Unless otherwise restricted, vehicles are permitted in the bus lane to make the next available right turn. To make a right turn from a bus lane, enter the bus lane safely toward the end of the block you are turning from. New bus lanes are being painted to make this clear and show you where it is best to enter the lane.
With an offset bus lane, there are some locations where there is a curbside right turn lane before an intersection. Drivers should merge through the bus lane and use the curbside lane to make their turn, so that they do not block the bus.
How should I pick up or drop off a passenger at the curb on the street with a bus lane?
If possible, arrange your pick up or drop off where there isn't a bus lane – across the street, or on the cross street, for example. However, you may stop in the bus lane for the time it takes for a passenger standing at the curb to enter or a passenger to exit the vehicle and get onto the sidewalk.

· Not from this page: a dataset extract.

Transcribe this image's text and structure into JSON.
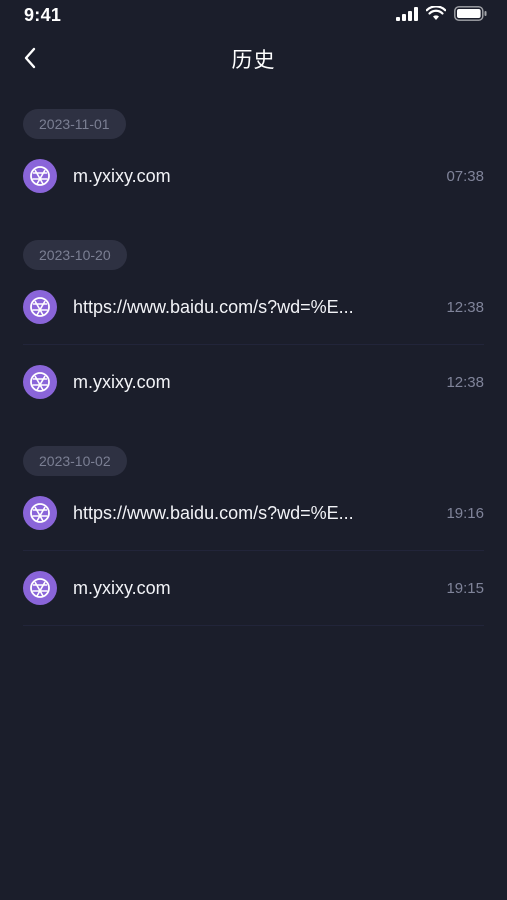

How should I make or receive a delivery to a business or residence on the street with a bus lane?
You cannot pick-up or deliver goods in a bus lane during the hours it is in effect. Many bus lanes have mid-day hours where parking and deliveries are permitted, and many streets with bus lanes have delivery space on an opposite curb, or on a cross street. You can use these hours and locations for deliveries, or schedule the delivery before or after the bus lanes are in effect.
Can I wait in an offset bus lane (one lane away from the curb) if I’m waiting for a parking space?
If you are actively in the process of parking, you have a good reason to be in the offset lane, but please don’t block buses by waiting in the lane for someone to leave a parking space – you can get a ticket!